J’ai été membre du Parti socialiste durant près de 30 ans. J’y étais venu à l’âge des études. Je l’ai quitté en 2017, sans démission ni fracas, simplement en ne renouvelant pas mon adhésion. Je suis parti tristement. Avais-je changé ? Non. J’étais parvenu à la conclusion que l’idéal qui m’avait conduit à passer un jour, ému, le seuil de la porte de la rue de Solférino ne pouvait plus s’y exprimer utilement. De toujours, j’ai cru en une gauche décentralisatrice et pro-européenne, ouverte au monde de l’entreprise et à la valeur travail, soucieuse d’écologie concrète et de défense active des droits fondamentaux. J’ai été marqué par les réflexions et les idées de Michel Rocard, notamment par le lien à la société civile, à la démocratie sociale et à toutes les initiatives locales qui sont la sève de notre pays. Je me suis toujours défié des emballements faciles et des postures d’opposition, quand parler fort ne coûte pas cher parce que les responsabilités sont lointaines. Je crois en le parler vrai et l’action au plus près des faits, à l’écoute sincère de la société et avec la volonté de convaincre, en rendant compte, loin de toute ambiguïté entretenue ou subie.
L’exercice du mandat de député m’a marqué, en particulier la fronde qui traversait le groupe parlementaire dont j’étais membre. Les lignes de fracture épousaient les écoles de pensée qui composaient le Parti socialiste. J’ai soutenu la politique de l’offre par pragmatisme. Je mesurais certes qu’elle s’inscrivait à rebours de ce que la gauche développait traditionnellement. Il aurait fallu la justifier. Cela n’a pas été le cas et je le regrette. François Hollande entretenait l’ambiguïté et pratiquait volontiers l’esquive.
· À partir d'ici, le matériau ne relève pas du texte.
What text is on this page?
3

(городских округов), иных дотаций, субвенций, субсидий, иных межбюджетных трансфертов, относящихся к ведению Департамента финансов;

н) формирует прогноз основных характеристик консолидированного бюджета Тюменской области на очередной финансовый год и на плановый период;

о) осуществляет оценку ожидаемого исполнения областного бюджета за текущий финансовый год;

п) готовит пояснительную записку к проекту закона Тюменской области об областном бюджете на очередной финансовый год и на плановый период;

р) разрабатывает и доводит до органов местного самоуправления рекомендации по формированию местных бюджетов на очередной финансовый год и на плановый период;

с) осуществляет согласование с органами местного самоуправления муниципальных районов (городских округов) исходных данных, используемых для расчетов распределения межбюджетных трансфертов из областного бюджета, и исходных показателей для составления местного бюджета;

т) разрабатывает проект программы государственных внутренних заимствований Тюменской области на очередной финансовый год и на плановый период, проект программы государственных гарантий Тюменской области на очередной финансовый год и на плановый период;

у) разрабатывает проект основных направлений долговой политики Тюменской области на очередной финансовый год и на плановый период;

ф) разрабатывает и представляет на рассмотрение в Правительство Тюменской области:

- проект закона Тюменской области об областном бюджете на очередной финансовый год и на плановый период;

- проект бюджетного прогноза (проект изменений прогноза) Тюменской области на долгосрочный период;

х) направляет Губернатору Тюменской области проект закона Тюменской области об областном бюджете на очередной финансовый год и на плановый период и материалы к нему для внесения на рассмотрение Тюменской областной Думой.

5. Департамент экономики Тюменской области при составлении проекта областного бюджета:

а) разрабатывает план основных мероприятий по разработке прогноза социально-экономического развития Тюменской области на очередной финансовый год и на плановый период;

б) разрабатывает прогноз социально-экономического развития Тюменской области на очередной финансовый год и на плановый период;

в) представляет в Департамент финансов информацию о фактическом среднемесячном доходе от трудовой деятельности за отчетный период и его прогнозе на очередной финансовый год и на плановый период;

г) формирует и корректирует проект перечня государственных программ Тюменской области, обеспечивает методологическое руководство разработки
Je pressentais, nourri par 20 années de vie d’entreprise à l’étranger, qu’un choc d’offre serait nécessaire pour libérer les contraintes bridant le marché français de l’emploi et en même temps entamer la conquête émancipatrice de nouveaux droits à la formation tout au long de la vie pour faciliter l’employabilité et l’adaptation à l’évolution de l’économie et des métiers, en un mot donner sa chance à chacun. Je ne pouvais me résoudre à une société qui fasse par défaut le choix du chômage. Était-ce compatible avec un idéal de gauche ? Je le pense sincèrement. Ce n’est pas la direction qu’a suivi le Parti socialiste à l’approche de l’élection de 2017.
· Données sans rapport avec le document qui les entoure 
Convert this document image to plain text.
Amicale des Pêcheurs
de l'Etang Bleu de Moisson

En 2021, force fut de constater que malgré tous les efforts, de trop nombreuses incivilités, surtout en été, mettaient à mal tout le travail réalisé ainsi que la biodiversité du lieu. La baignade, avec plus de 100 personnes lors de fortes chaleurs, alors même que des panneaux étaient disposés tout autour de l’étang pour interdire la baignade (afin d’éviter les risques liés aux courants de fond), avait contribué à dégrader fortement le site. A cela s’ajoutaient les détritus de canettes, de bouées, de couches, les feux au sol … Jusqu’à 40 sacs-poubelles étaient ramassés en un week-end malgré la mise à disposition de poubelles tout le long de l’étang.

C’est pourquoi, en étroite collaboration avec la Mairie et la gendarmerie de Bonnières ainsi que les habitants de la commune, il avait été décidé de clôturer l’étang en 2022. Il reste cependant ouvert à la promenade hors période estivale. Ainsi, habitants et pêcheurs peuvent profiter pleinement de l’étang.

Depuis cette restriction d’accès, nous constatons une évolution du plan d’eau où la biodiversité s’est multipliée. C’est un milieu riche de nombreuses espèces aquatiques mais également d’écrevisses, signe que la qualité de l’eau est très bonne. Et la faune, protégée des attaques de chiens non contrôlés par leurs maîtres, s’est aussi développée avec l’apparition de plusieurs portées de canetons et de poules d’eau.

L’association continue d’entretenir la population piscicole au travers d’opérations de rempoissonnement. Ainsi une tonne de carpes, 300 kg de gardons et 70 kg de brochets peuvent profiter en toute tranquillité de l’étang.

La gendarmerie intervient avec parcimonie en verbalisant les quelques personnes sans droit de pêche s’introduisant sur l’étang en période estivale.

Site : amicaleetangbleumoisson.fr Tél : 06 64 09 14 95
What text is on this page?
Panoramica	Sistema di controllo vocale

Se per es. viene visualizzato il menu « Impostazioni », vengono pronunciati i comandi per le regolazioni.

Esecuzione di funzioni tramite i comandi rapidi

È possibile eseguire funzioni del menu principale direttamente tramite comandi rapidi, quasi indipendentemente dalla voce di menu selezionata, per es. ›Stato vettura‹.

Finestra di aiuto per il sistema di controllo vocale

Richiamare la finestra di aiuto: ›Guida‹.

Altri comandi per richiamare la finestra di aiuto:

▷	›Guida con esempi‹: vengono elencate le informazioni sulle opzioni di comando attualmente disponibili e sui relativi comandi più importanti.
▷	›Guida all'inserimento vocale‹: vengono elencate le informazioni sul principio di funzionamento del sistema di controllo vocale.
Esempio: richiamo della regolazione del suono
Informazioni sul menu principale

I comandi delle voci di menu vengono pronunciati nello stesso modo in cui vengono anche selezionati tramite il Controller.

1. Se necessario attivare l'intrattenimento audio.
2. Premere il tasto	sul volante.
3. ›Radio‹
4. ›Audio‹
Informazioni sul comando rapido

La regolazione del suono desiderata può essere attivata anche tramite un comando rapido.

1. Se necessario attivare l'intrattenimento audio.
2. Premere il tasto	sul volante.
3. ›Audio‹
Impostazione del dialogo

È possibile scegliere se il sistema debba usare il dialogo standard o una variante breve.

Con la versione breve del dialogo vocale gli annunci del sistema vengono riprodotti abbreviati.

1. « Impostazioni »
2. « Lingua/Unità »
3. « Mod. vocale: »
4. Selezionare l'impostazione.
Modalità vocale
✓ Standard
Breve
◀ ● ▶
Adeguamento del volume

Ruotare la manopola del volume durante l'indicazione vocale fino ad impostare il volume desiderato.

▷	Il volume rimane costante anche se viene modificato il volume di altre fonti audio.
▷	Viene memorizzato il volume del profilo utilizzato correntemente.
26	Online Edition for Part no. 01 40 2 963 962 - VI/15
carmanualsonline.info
A cette élection, j’ai voté pour Emmanuel Macron aux deux tours. Puis la vague du printemps 2017 m’a emporté. Si j’étais resté parlementaire, j’aurais voté la confiance au gouvernement d’Edouard Philippe. La politique économique me semblait juste et l’action engagée en faveur de l’attractivité de l’investissement en France aussi. Je le pense toujours. Pour autant, je n’ai pas tout partagé des choix gouvernementaux depuis trois ans, en particulier sur l’asile et l’immigration et sur la question environnementale. Je regrette la verticalité dans l’exercice du pouvoir, la relation défiante avec les territoires, le peu de dialogue avec la société civile et les partenaires sociaux. Et tant de phrases injustes qui ont heurté là où il aurait fallu à l’inverse écouter, dialoguer et construire ensemble. En un mot, je ne retrouve plus trop Rocard. Ou Mendes France. Il ne faut pas ignorer la passion française pour l’égalité, encore moins la moquer. Aucune réforme n’est pérenne si la société ne se l’approprie pas. Pour changer, il faut toujours vouloir rassembler. La main tendue de Laurent Berger ne se refuse pas. Le départ de Nicolas Hulot fut un crève-cœur.
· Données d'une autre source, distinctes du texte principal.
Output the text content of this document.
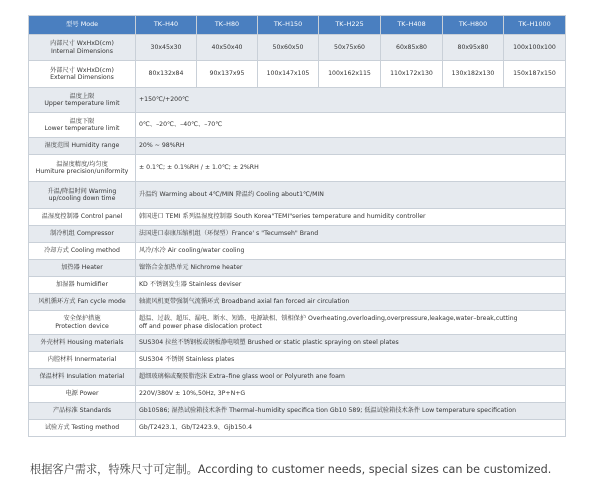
型号 Mode	TK–H40	TK–H80	TK–H150	TK–H225	TK–H408	TK–H800	TK–H1000

内部尺寸 WxHxD(cm)
Internal Dimensions	30x45x30	40x50x40	50x60x50	50x75x60	60x85x80	80x95x80	100x100x100

外部尺寸 WxHxD(cm)
External Dimensions	80x132x84	90x137x95	100x147x105	100x162x115	110x172x130	130x182x130	150x187x150

温度上限
Upper temperature limit	+150℃/+200℃						

温度下限
Lower temperature limit	0℃、–20℃、–40℃、–70℃						
湿度范围 Humidity range	20% ~ 98%RH						

温湿度精度/均匀度
Humiture precision/uniformity	± 0.1℃; ± 0.1%RH / ± 1.0℃; ± 2%RH						

升温/降温时间 Warming
up/cooling down time	升温约 Warming about 4℃/MIN 降温约 Cooling about1℃/MIN						
温湿度控制器 Control panel	韩国进口 TEMI 系列温湿度控制器 South Korea"TEMI"series temperature and humidity controller						
制冷机组 Compressor	法国进口泰康压缩机组（环保型）France' s "Tecumseh" Brand						
冷却方式 Cooling method	风冷/水冷 Air cooling/water cooling						
加热器 Heater	镍铬合金加热单元 Nichrome heater						
加湿器 humidifier	KD 不锈钢发生器 Stainless deviser						
风机循环方式 Fan cycle mode	轴流风机更带强制气流循环式 Broadband axial fan forced air circulation						

安全保护措施
Protection device	超温、过载、超压、漏电、断水、短路、电源缺相、锁相保护 Overheating,overloading,overpressure,leakage,water–break,cutting
off and power phase dislocation protect						

外壳材料 Housing materials	SUS304 拉丝不锈钢板或钢板静电喷塑 Brushed or static plastic spraying on steel plates						
内腔材料 Innermaterial	SUS304 不锈钢 Stainless plates						
保温材料 Insulation material	超细玻璃棉或聚胺脂泡沫 Extra–fine glass wool or Polyureth ane foam						
电源 Power	220V/380V ± 10%,50Hz, 3P+N+G						
产品标准 Standards	Gb10586; 湿热试验箱技术条件 Thermal–humidity specifica tion Gb10 589; 低温试验箱技术条件 Low temperature specification						
试验方式 Testing method	Gb/T2423.1、Gb/T2423.9、Gjb150.4						
根据客户需求，特殊尺寸可定制。According to customer needs, special sizes can be customized.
Je me sens parfois orphelin d’une offre politique. La jambe gauche de la majorité me manque. Le dépassement ne signifie pas l’effacement. Si l’émancipation individuelle est un progrès, l’émancipation collective l’est tout autant. Il faut lutter pied à pied contre les fractures qui déchirent la société française, nourrissent les inégalités de destin et alimentent le sentiment de relégation. J’ai la passion du développement durable. J’en ai fait le cœur de ma vie d’après. Je n’oppose pas l’économie et l’écologie, l’économie et la justice sociale car les trois vont de pair. La recherche, l’innovation et les technologies de rupture sont au cœur du combat contre la crise climatique. Tant se joue maintenant. Ce sont des questions profondes. De part et d’autre des réponses qu’on y apporte, il y a des sincérités qui, toutes, méritent d’être entendues. C’est là un autre aspect qui me tient à cœur : la vie politique et le débat public ont besoin de bienveillance. L’invective, le sectarisme, le mot de trop font mal à la démocratie. Une démocratie respectueuse des idéaux de chacun est celle qui construit plus sûrement les consensus qui fondent le vivre ensemble. Et de cela aussi, nous avons besoin.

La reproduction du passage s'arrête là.